Anja Grada, membre du mouvement de la Grève du Climat
En 2020, l’association, soutenue par Greenpeace Suisse, avait saisi la CEDH pour dénoncer la violation de plusieurs droits inscrits dans la Convention européenne des droits de l’homme, dont le droit à la vie (article 2) et le droit au respect de la vie privée et familiale (article 8).
Le fait que la CEDH ait tenu, en mars 2023, la première audience publique de son histoire dans le cadre d’une affaire climatique, avait suscité des espoirs. Mais même les plus optimistes n’auraient pu imaginer un verdict aussi positif que celui d’aujourd’hui.
«Un précédent aux conséquences importantes»
L’arrêt de la CEDH est contraignant. Cela signifie que la Suisse est tenue de s’y conformer. «Nous attendons du Conseil fédéral et du Parlement qu’ils fassent tout leur possible pour atteindre l’objectif mondial de limiter l’augmentation de la température à 1,5 °C», a déclaré Jonas Kampuš, de la section zurichoise du mouvement de la Grève du Climat, cité dans un communiqué.
«La Suisse doit enfin agir», écrit quant à lui le WWF sur X/Twitter. La victoire des Aînées pour le climat est une victoire pour toutes les générations, selon l’organisation environnementale. «C’est un précédent aux conséquences importantes», estime le WWF.
Aux yeux de Joana Setzer, du Grantham Research Institute on Climate Change and the Environment, ce succès en justice une signification «monumentale». «L’arrêt historique de la CEDH crée non seulement un précédent en matière de droit de l’environnement et du climat, mais il met également en lumière un changement capital dans le paysage juridique mondial relatif au changement climatique», écrit-elle dans un courriel adressé à swissinfo.ch.
Le jugement a une influence directe sur les 46 États membres du Conseil de l’Europe, mais ses ramifications s’étendent également au niveau mondial, selon Joana Setzer. «Le verdict constitue une référence cruciale pour les tribunaux du monde entier dans l’interprétation des obligations des États en matière de droits de l’homme concernant l’action climatique», avance-t-elle.
Les réactions des milieux politiques suisses ont été nombreuses à la suite de la décision historique de la Cour européenne des droits de l’homme (CEDH).

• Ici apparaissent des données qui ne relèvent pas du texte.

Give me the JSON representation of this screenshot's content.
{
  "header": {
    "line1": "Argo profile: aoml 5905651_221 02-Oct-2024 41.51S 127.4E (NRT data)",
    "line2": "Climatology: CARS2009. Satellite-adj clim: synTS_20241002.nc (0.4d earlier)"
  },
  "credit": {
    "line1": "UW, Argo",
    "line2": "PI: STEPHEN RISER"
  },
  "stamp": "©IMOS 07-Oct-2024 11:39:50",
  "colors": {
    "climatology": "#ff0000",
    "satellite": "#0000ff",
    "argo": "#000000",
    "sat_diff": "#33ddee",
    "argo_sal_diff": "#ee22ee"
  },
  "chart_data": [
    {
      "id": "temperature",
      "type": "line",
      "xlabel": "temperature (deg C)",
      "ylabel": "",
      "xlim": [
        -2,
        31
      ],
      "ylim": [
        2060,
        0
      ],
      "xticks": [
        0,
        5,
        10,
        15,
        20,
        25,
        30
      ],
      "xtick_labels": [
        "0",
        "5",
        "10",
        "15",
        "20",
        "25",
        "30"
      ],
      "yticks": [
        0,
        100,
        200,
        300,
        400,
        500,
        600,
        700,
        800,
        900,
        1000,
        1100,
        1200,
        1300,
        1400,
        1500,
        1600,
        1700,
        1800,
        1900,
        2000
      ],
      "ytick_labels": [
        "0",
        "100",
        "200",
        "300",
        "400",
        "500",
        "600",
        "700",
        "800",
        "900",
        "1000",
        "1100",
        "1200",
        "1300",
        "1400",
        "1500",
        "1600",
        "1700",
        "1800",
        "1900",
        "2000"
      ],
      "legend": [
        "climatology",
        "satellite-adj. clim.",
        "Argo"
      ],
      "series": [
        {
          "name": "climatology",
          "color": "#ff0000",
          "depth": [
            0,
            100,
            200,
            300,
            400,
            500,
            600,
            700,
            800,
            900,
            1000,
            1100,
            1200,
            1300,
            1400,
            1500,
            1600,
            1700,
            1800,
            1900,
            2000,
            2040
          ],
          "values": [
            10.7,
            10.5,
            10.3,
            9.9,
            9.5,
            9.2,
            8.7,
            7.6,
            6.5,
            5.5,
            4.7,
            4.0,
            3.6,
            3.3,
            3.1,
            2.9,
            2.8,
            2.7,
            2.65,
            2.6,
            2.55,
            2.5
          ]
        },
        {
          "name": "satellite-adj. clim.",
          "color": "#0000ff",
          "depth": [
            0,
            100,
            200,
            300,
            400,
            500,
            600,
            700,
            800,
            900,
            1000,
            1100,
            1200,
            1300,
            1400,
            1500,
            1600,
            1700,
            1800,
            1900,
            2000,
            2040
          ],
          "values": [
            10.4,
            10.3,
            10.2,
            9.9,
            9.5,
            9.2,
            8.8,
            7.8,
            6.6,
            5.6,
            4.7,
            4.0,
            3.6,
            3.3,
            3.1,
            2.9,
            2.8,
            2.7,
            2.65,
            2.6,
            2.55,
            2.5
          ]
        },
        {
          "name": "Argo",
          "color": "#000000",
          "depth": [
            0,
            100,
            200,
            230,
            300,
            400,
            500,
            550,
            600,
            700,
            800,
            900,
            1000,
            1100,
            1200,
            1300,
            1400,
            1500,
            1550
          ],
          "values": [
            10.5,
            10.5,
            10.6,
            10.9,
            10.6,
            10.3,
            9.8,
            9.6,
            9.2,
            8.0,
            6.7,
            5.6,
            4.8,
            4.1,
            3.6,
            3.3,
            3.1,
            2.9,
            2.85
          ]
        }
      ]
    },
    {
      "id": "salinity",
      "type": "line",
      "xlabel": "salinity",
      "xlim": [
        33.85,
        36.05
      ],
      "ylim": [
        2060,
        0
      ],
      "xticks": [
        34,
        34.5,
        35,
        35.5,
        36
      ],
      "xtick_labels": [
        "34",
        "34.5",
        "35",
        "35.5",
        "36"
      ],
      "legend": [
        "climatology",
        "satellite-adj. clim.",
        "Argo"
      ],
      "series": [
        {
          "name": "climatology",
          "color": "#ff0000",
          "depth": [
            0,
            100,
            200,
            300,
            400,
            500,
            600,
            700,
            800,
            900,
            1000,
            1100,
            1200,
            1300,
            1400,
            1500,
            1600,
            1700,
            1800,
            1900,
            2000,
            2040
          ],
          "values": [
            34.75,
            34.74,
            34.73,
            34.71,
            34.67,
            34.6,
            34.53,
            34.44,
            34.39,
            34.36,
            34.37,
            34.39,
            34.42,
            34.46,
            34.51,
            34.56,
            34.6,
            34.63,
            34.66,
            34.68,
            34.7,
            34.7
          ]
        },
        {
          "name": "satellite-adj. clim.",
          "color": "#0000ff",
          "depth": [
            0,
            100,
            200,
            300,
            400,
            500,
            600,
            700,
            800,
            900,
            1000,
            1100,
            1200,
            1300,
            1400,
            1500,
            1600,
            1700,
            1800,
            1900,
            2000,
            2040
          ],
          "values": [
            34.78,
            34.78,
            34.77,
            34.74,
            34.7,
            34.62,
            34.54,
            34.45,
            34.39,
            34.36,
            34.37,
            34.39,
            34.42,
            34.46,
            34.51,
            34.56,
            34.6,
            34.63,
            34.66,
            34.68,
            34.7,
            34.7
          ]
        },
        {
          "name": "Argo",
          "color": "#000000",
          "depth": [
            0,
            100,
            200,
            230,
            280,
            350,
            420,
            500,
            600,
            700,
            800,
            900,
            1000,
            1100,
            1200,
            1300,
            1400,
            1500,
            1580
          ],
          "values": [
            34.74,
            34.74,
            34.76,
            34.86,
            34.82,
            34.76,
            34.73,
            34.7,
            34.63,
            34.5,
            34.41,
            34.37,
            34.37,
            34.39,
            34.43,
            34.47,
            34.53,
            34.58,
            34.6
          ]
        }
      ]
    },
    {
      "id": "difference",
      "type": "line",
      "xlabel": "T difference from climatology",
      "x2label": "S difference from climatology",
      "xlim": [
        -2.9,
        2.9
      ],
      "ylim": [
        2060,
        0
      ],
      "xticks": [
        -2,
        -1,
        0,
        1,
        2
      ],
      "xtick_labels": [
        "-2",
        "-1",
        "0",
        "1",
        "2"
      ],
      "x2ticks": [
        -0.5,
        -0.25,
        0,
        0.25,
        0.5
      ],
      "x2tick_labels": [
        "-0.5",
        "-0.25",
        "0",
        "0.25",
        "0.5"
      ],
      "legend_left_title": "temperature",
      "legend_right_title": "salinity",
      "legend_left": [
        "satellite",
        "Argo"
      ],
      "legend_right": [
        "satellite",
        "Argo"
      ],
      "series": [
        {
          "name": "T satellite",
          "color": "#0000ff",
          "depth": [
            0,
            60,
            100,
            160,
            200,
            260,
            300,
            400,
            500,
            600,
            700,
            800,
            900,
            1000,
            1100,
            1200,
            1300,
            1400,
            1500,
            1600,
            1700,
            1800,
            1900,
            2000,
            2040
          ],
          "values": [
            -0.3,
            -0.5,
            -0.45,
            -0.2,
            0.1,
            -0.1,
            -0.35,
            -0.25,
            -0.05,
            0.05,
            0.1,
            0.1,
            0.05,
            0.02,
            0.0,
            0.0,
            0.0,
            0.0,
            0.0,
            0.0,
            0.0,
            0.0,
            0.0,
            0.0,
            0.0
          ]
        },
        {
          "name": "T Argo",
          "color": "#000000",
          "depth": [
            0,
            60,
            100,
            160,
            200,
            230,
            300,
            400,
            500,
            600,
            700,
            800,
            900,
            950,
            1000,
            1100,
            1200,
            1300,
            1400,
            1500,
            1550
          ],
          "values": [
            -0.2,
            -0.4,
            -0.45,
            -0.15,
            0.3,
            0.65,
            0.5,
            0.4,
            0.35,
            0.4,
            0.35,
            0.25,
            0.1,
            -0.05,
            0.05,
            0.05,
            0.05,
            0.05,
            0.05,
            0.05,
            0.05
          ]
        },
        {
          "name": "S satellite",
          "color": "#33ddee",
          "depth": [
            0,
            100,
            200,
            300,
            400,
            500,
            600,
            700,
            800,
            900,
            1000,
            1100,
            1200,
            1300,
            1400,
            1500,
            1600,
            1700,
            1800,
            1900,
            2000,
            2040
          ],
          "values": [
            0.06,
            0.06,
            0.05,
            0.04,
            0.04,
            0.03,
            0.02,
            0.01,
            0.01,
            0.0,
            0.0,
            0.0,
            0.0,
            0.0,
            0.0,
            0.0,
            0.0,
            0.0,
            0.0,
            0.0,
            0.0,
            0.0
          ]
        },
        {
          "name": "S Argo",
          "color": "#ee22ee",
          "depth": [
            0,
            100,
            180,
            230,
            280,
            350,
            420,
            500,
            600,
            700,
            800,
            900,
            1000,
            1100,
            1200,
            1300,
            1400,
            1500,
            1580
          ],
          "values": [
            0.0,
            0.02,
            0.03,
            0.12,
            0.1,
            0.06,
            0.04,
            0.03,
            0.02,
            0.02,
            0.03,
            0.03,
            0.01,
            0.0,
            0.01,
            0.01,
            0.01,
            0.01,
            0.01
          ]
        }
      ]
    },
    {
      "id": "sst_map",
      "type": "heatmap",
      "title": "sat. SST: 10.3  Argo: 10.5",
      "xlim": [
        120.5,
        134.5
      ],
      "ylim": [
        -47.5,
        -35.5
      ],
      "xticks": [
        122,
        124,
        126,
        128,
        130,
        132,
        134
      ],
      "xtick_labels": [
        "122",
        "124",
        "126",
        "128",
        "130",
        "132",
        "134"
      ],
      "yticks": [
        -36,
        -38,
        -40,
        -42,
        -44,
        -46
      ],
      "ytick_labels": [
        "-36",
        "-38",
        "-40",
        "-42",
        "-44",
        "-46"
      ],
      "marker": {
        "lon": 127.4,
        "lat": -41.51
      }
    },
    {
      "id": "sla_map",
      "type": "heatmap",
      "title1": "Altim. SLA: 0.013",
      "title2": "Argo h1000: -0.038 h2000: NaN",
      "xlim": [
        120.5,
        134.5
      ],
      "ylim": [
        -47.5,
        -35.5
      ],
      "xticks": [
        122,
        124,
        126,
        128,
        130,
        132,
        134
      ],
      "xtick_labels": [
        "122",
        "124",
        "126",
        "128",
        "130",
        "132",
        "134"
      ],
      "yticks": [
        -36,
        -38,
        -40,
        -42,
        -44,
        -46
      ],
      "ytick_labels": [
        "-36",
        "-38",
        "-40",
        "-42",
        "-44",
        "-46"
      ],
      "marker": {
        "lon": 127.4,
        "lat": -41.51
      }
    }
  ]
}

La présidente de la Confédération, Viola Amherd, s’est déclarée surprise par ce verdict. La durabilité, la biodiversité et l’objectif de «zéro émission nette» sont «très importants» pour le pays, a-t-elle déclaré à Vienne en marge d’une visite officielle en Autriche.
Pour la coprésidente du Parti socialiste Mattea Mayer, citée dans un communiqué, l’arrêt de la CEDH est un camouflet pour le Conseil fédéral et son incapacité à agir sur le changement climatique.
Sur la même longueur d’onde, Lisa Mazzone, présidente du Parti écologiste suisse, parle d’un «blâme» pour la Suisse. «Le verdict aura des répercussions politiques et juridiques», a-t-elle déclaré.
Philippe Nantermod, vice-président du Parti libéral radical, estime quant à lui qu’il appartient aux autorités démocratiquement élues de définir l’agenda politique des États en matière de climat, et non aux juges.
Selon Nicolò Paganini, député du Centre, l’arrêt de la CEDH ne respecte pas la démocratie directe. C’est le peuple et non le parlement qui a rejeté la loi sur le CO2 en 2021, a-t-il rappelé.
L’Union démocratique du centre, le plus grand parti au niveau national, ne mâche pas ses mots. L’arrêt de la CEDH est «scandaleux» et «inacceptable» et, en conséquence, la Suisse doit quitter le Conseil de l’Europe, a-t-elle déclaré dans un communiqué.